4.3 Das Europäische Währungsinstitut ( EWI)
4.3.1 Aufbau und Struktur
Mitglieder dieses Rates sind die nationalen Notenbanken. Der EWI-Rat fungiert als Leitungs- und Verwaltungsorgan und besteht aus dem Präsidenten, dem Vizepräsidenten und den Gouverneuren der nationalen Notenbanken. Die Mitglieder des Rates sind unabhängig bei der Erfüllung ihrer Aufgaben und dürfen keine Anweisungen von Organen oder Institutionen der Europäischen Gemeinschaft sowie ihrer Mitglieder entgegennehmen.

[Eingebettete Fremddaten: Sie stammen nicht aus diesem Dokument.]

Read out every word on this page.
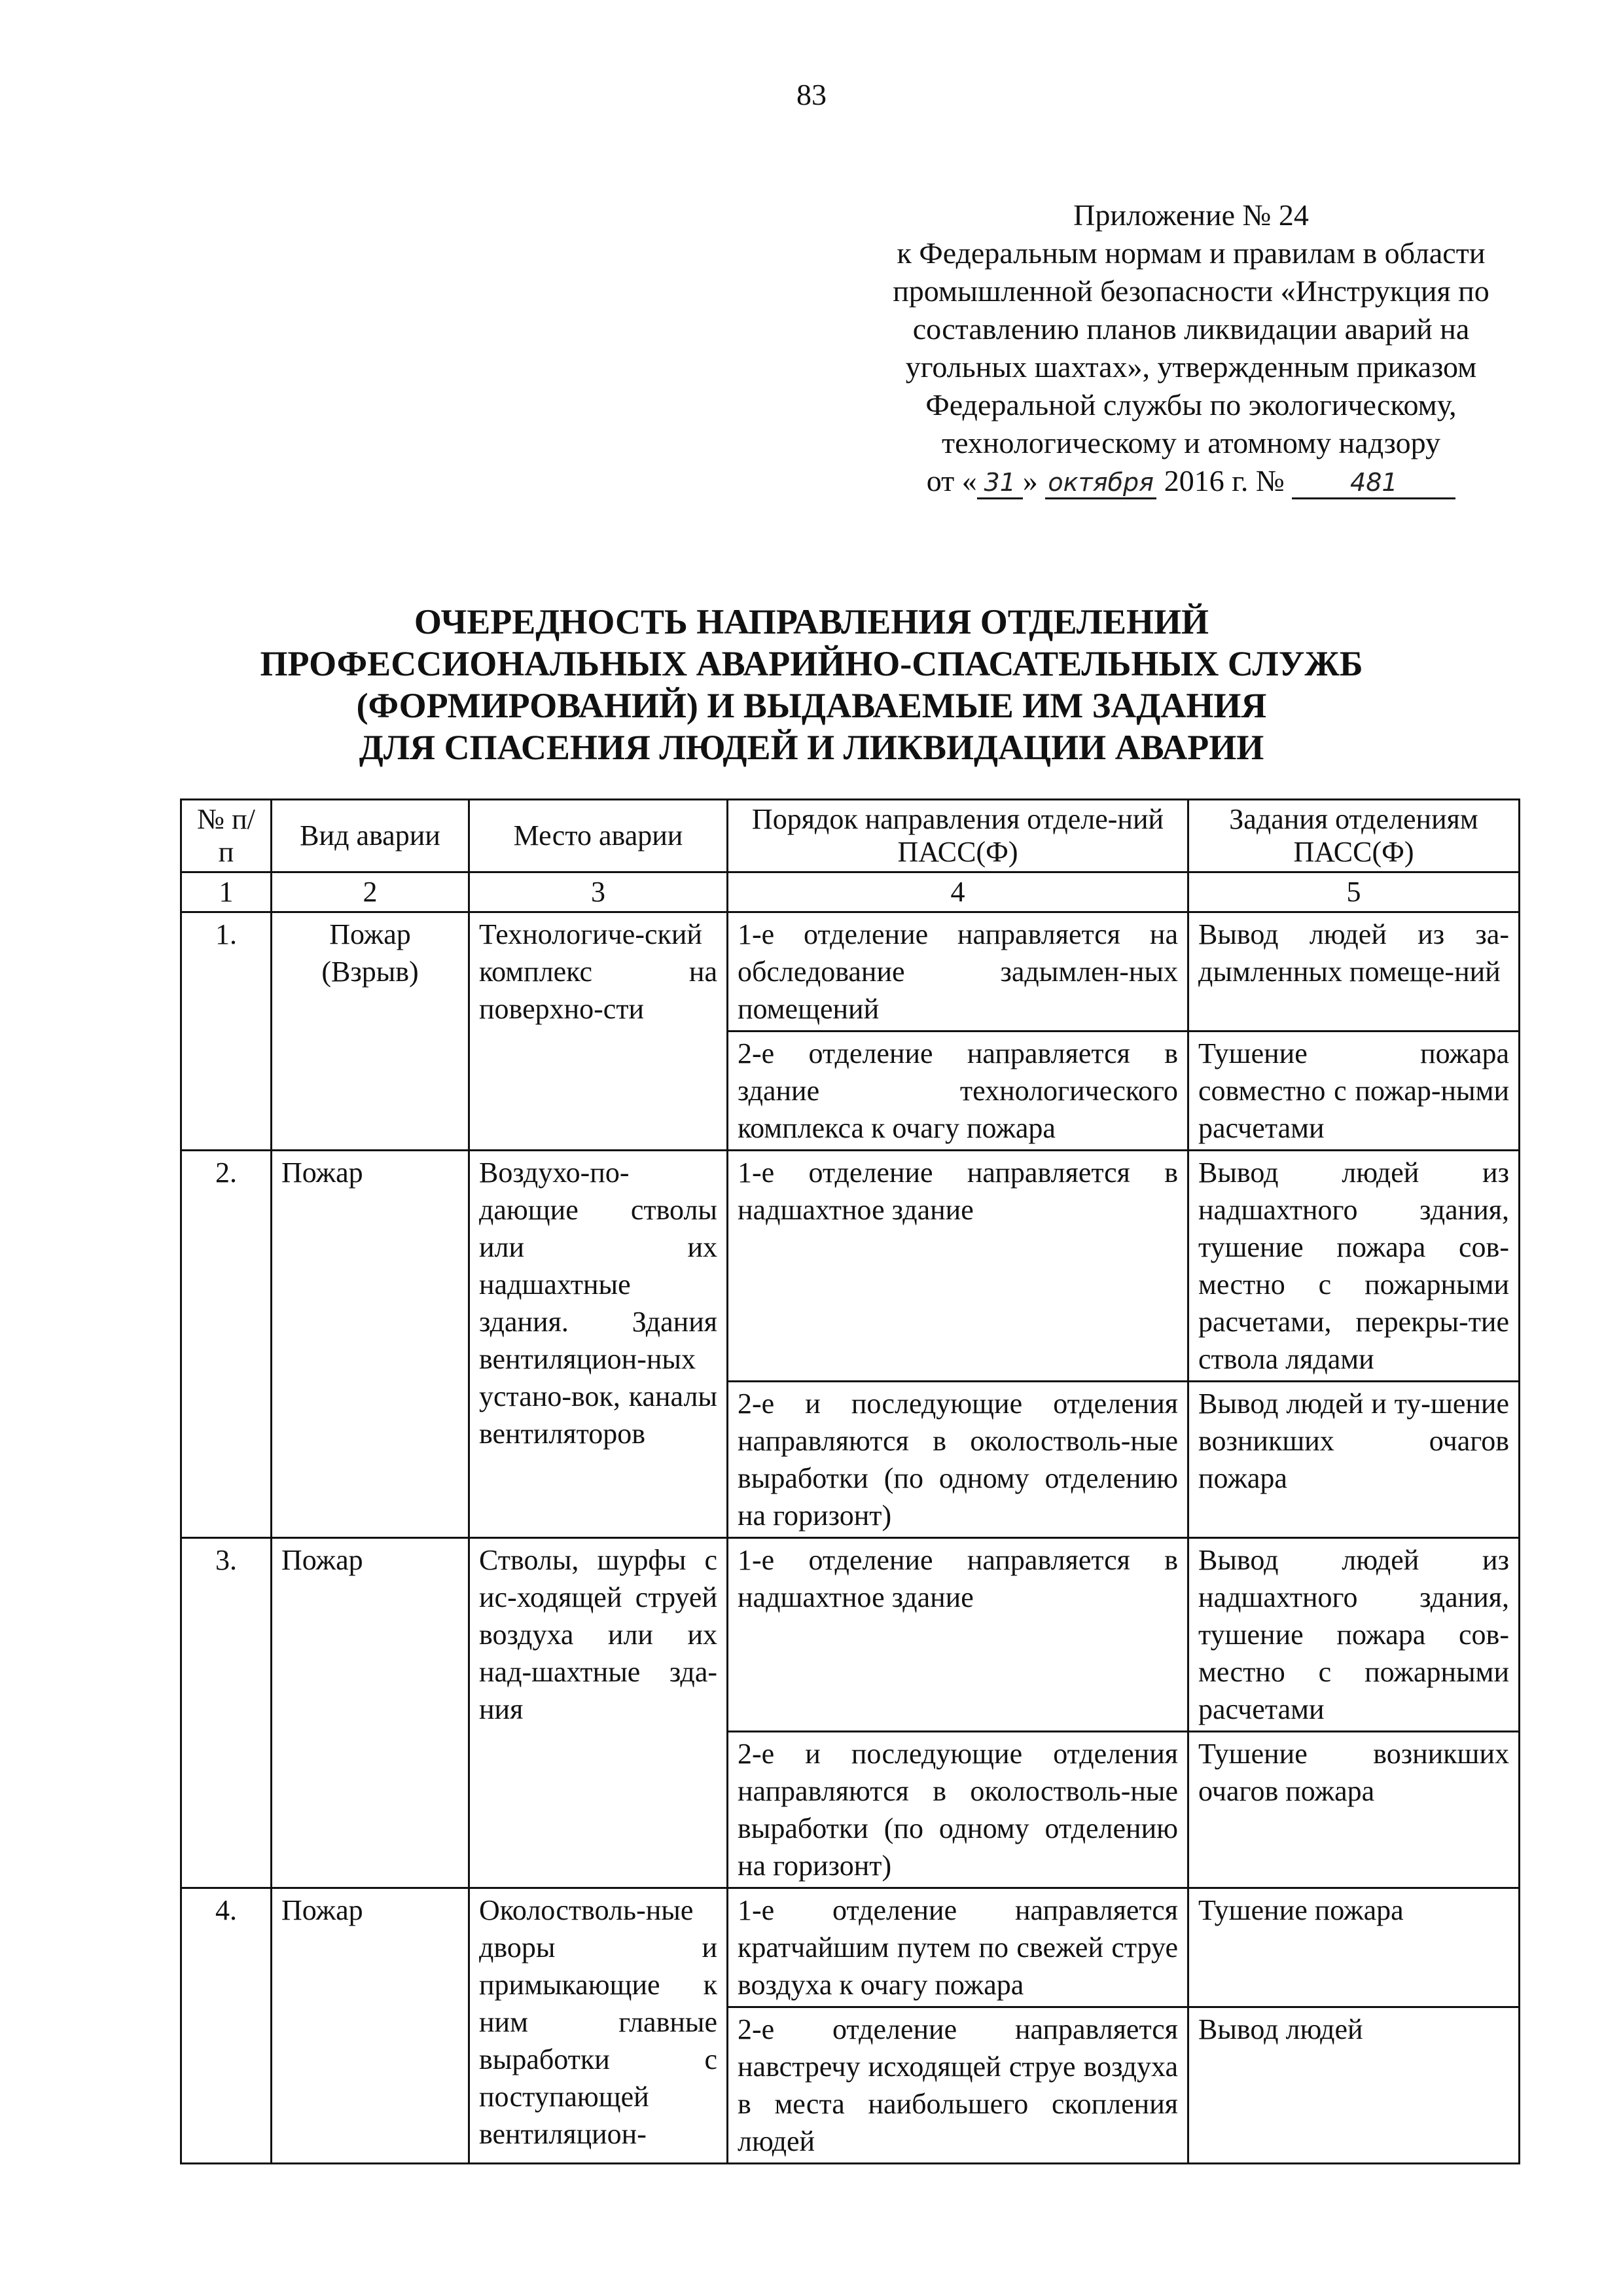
83
Приложение № 24
к Федеральным нормам и правилам в области
промышленной безопасности «Инструкция по
составлению планов ликвидации аварий на
угольных шахтах», утвержденным приказом
Федеральной службы по экологическому,
технологическому и атомному надзору
от « 31 » октября 2016 г. №	481
ОЧЕРЕДНОСТЬ НАПРАВЛЕНИЯ ОТДЕЛЕНИЙ
ПРОФЕССИОНАЛЬНЫХ АВАРИЙНО-СПАСАТЕЛЬНЫХ СЛУЖБ
(ФОРМИРОВАНИЙ) И ВЫДАВАЕМЫЕ ИМ ЗАДАНИЯ
ДЛЯ СПАСЕНИЯ ЛЮДЕЙ И ЛИКВИДАЦИИ АВАРИИ
№ п/п	Вид аварии	Место аварии	Порядок направления отделе-ний ПАСС(Ф)	Задания отделениям ПАСС(Ф)
1	2	3	4	5
1.	Пожар (Взрыв)	Технологиче-ский комплекс на поверхно-сти	1-е отделение направляется на обследование задымлен-ных помещений	Вывод людей из за-дымленных помеще-ний
			2-е отделение направляется в здание технологического комплекса к очагу пожара	Тушение пожара совместно с пожар-ными расчетами
2.	Пожар	Воздухо-по-дающие стволы или их надшахтные здания. Здания вентиляцион-ных устано-вок, каналы вентиляторов	1-е отделение направляется в надшахтное здание	Вывод людей из надшахтного здания, тушение пожара сов-местно с пожарными расчетами, перекры-тие ствола лядами
			2-е и последующие отделения направляются в околостволь-ные выработки (по одному отделению на горизонт)	Вывод людей и ту-шение возникших очагов пожара
3.	Пожар	Стволы, шурфы с ис-ходящей струей воздуха или их над-шахтные зда-ния	1-е отделение направляется в надшахтное здание	Вывод людей из надшахтного здания, тушение пожара сов-местно с пожарными расчетами
			2-е и последующие отделения направляются в околостволь-ные выработки (по одному отделению на горизонт)	Тушение возникших очагов пожара
4.	Пожар	Околостволь-ные дворы и примыкающие к ним главные выработки с поступающей вентиляцион-	1-е отделение направляется кратчайшим путем по свежей струе воздуха к очагу пожара	Тушение пожара
			2-е отделение направляется навстречу исходящей струе воздуха в места наибольшего скопления людей	Вывод людей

Der EWI-Rat tagt mindestens zehnmal im Jahr und einmal jährlich wird ein Bericht an den Ministerrat vorgelegt, der die Konvergenzfortschritte aller Teilnehmer beurteilen soll.
4.3.2 Hauptaufgaben des EWI
Das wichtigste Ziel dieser Institution ist es, in " regulatorischer, organisatorischer und logistischer Hinsicht" die 3. Stufe instrumentell und vom Prozedere her vorzubereiten.

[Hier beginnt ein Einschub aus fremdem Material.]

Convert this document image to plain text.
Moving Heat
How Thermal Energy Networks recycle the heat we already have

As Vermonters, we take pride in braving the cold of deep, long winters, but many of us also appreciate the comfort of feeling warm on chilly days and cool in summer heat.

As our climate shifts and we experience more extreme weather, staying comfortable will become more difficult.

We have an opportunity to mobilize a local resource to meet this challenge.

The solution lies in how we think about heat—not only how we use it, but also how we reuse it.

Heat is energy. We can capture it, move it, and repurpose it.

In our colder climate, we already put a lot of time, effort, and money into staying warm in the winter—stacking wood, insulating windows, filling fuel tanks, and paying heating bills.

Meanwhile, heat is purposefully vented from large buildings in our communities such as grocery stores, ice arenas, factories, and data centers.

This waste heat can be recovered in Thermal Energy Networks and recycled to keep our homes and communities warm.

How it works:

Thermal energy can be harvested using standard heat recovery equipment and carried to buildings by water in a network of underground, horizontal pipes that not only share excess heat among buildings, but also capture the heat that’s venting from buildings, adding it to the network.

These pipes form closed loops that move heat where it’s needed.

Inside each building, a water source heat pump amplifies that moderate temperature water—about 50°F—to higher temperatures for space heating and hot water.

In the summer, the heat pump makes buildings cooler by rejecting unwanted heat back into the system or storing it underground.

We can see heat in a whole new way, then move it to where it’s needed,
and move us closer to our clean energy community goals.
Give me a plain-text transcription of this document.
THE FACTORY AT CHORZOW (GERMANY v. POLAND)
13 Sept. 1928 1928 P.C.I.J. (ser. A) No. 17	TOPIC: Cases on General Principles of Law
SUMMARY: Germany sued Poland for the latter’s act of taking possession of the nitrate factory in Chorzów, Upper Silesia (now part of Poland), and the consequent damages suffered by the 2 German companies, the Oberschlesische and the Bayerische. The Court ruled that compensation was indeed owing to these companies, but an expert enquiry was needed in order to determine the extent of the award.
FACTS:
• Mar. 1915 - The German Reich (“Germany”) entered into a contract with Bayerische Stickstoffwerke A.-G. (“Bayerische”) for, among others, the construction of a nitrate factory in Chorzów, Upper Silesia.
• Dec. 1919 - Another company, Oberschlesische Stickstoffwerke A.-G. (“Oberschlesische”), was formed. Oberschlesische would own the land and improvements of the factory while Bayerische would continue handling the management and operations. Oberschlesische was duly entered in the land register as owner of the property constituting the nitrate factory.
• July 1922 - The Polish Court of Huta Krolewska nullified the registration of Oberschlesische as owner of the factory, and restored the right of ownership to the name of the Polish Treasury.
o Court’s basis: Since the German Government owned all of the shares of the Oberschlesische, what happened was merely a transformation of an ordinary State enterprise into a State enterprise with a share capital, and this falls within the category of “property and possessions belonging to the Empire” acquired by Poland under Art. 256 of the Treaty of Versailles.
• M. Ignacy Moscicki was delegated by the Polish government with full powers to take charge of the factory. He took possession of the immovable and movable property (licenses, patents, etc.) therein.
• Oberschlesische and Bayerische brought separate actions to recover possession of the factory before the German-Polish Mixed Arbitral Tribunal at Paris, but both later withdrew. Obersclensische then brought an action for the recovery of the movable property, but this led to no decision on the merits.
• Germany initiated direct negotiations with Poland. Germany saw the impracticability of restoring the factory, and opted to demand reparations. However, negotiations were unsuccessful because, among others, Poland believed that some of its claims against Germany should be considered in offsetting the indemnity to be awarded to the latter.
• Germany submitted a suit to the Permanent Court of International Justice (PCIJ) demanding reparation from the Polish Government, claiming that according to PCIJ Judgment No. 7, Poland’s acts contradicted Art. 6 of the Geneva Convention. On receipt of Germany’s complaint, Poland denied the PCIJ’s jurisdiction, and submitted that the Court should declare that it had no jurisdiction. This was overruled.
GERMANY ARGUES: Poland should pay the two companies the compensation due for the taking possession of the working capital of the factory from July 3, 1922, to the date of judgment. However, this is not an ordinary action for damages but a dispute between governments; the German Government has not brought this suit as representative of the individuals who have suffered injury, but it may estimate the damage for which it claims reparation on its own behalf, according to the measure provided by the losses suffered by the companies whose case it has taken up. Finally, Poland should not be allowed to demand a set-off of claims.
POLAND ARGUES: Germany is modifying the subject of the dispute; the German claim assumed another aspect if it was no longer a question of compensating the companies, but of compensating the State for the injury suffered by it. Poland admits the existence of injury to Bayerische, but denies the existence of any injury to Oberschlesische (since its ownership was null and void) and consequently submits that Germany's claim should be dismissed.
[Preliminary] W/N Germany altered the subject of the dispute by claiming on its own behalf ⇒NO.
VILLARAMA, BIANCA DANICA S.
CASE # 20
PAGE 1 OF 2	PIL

Aus diesem Grund ist der Aufgabenbereich sehr vielfältig:
. Überwachung des noch geltenden EWS I
. Entwicklung von Strategien und Instrumenten, die zur Durchführung einer einheitlichen Geld- und Währungspolitik erforderlich sind
. Haltung bzw. Verwaltung von Währungsreserven auf Wunsch nationaler Notenbanken ( als Agent)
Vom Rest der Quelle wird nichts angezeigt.